EP recently raised an interesting point on another thread when he said that he thought that "diversity" was either a good thing or was needed (not that there's much difference between the two) in the AA religious community. If I read him correctly, he said that he thinks there is too much Christianity and there should be other religions and philosophies among us.

Which I think brings up a question:

What is the relationship of law and morality? What should it be?

We do say that law does not cause morality. "You can't legislate morality" is the common thought on this, and yet that is precisely what we do through legislation. All law is an expression of morality, an imposition of a morality. To say, "Don't impose your beliefs on me" is to ignore a very important fact about law and community, which is that someone's beliefs are going to be imposed on someone. The belief that beliefs should not be imposed is often imposed itself.

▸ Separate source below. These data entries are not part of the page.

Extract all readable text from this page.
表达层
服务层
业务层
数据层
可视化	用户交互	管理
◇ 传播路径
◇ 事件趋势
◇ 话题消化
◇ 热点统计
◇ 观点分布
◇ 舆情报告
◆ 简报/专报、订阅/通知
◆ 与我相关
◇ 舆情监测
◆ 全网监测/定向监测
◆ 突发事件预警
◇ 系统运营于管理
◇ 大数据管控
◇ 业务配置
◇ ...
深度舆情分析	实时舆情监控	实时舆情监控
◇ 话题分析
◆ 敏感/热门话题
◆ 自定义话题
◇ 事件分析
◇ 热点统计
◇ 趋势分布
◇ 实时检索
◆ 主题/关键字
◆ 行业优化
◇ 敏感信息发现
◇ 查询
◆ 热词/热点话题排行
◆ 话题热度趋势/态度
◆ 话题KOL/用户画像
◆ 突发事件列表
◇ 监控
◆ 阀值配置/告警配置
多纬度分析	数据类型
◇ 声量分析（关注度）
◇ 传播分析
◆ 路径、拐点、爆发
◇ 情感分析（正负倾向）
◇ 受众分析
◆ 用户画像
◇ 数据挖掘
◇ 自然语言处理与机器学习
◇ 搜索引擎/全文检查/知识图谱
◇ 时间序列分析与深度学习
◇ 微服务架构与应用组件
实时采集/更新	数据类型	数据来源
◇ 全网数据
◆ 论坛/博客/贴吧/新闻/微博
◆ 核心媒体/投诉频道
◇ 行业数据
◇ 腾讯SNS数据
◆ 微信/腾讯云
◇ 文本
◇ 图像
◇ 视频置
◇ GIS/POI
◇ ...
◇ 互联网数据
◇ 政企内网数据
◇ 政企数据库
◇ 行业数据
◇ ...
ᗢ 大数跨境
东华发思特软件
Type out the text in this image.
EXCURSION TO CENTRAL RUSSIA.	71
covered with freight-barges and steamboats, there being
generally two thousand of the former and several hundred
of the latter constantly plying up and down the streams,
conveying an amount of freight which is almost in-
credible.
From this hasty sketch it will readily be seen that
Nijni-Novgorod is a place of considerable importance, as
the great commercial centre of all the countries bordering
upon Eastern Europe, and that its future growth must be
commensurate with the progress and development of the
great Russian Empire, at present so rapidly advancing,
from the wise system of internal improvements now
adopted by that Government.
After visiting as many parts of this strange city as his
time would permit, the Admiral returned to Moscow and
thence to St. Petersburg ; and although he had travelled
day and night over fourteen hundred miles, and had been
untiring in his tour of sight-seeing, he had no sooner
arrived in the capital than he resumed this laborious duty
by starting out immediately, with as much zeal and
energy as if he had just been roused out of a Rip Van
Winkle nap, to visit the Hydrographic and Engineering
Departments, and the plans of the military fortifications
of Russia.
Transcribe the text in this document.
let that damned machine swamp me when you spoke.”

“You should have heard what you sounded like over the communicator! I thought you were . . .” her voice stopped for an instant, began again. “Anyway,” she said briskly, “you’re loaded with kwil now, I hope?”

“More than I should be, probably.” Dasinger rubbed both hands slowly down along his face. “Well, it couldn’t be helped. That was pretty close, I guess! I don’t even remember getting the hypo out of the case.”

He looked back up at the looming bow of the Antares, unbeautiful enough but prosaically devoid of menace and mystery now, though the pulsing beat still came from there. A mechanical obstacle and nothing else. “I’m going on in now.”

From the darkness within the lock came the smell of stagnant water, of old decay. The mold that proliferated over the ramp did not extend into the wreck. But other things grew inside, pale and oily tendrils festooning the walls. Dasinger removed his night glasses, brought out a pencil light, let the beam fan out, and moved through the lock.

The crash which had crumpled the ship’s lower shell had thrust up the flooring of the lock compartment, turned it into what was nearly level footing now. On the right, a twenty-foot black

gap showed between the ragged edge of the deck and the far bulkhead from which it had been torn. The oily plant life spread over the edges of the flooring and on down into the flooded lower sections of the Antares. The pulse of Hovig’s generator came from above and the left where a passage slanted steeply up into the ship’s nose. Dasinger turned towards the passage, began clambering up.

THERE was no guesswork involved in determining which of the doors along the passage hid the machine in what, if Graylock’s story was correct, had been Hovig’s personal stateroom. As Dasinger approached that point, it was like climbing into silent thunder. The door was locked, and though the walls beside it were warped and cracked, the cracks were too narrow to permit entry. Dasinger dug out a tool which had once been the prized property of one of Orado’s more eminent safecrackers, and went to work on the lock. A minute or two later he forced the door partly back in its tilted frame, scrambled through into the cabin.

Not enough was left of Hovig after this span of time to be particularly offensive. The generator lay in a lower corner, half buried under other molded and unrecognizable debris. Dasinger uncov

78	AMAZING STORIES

What should a Christian decide on this issue? When should Christians support legislation that encourages righteous behavior?

Biblically, I think the answer must be, "When it pleases God for them to do so." This is sometimes a sticky and tricky process, for "I" often gets mistaken for "God," and so the Christian needs to be very humble and very careful when deciding what and how to do this. Most of us, when we do this at all, do it imperfectly and thus must remain open to other conclusions.

But we have to decide something. That's one of the natures of this life. One thing we must not decide to legislate is a law compelling prayer, for example, or Sunday worship attendance, or tithing, and such. I don't think that Christians are in any danger of suggesting that, anyway.

The reason that we would not and should not is because the one part of "you can't legislate morality" that is right is that righteous behavior does not yield salvation, which must always remain the Church's goal and life (not micromanaging others' lives). Rather, salvation yields righteous behavior. Therefore, Christians should not legislate their spirituality.

But can and should they try to legislate their morality? As long as that morality reflects God's reality and not some denominational perspective, yes.

Most of the time most people would have no disagreement with this. Laws against murder and malicious damage to persons and property, for example, or against financial fraud, meet with almost universal approval.

But where people apparently have trouble with Christians legislating is when the Christians' worldview conflicts with their now-opponents.

That's really the problem, I think--worldview. All law legislates a morality and thus cannot be morally neutral. To distinguish between "good" and "bad" we have to borrow a morality and a worldview from some place, from some worldview.

Thus, Christians have every right to argue their case, since they are arguing from a worldview, which is what everybody else does. If we forbid Christians form doing so, we must forbid everybody else from doing so, and that result very likely is not possible. If possible, it would be unendurable.

Some debates, therefore, about law are not really about the law but about worldview and thus about reality. Should the law redefine this or that action to be criminal or allowed, that is, good or bad? That must be based on a view of reality, and that is from where the arguments should start.

Is, say, homosexual marriage really "marriage"? In our society for some time we've had a tendency to believe that all concepts are malleable and fungible, which gave rise to the predominant use of the concept "gender" instead of "sex." Gender is a social construct, we are told from academia mostly, and thus is changeable, so that is where some have put their energies and thought. That is the imposition of a worldview. Under that worldview, homosexual marriage is possible, because marriage becomes political and thus changeable according to the concepts of the time.

But is it? Christians generally have a different worldview, which makes a gay relationship real but not true, therefore not available to marriage any more than would be, say, two rivers or two stones. Christians who resist gay marriage do so on the basis of saying that this is not an area in which the government has the right to redefine reality.

Now, if we really believe in the goodness of diverse points of view, we would have to say that the clash over this issue--and over others like it, capital punishment, for example--is healthy and desirable.

Christians must remember in it all that their worldview also says that God is in control no matter which way this debate finally comes to rest. Therefore, the world will not end should gay marriage become legal in all fifty states.

But under the circumstances of our present philosophies, the Christian worldview is not automatically disqualified from having a fair hearing. After all, it is a worldview and everybody has one, so it should be heard, too.